The same goes for nights out in Buenos Aires. Drunk food in the capital is not, for the most part, vegan-friendly, so if you don’t want to be that guy or gal making a face when everyone else wants pizza at 5 a.m., bring along your trail mix. Yep. It’s like that.
But during day time hours, Buenos Aires can be a vegan’s best friend. Foodies can check out the raw food initiative Crudo, a creative workspace offering workshops and classes. Or you can reserve a spot at the vegetarian closed-door restaurant Jueves A La Mesa (make sure you specify you’re vegan when you reserve) or the vegetarian restaurant/social initiative Delicias de Alicia.
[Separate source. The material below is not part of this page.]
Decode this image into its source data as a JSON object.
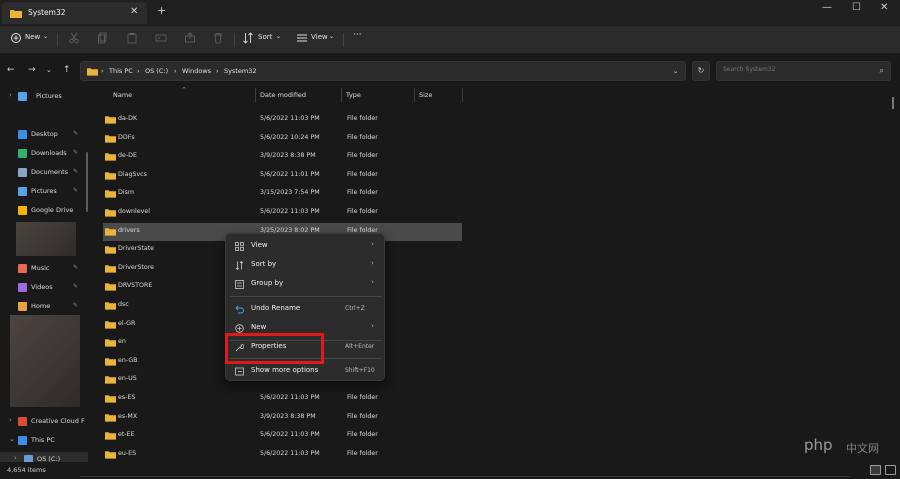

Vita is another good spot, as is Shiva Cocina—an inexpensive but delicious vegan restaurant in Almagro.
If you’re staying for a while in Buenos Aires and have access to a kitchen, you can buy organic fruits and vegetables at many organic markets (the Tuesday and Friday organic market in San Telmo is worth a visit) or place your order online for delivery from small providers like No Cualquier Verdura, Ital Organico, and Estilo Organico.
Other than that, sit back, relax and enjoy your stay in Argentina—it may be a meat-based culture, but in no time you’ll feel yourself a part of the country’s growing vegan movement.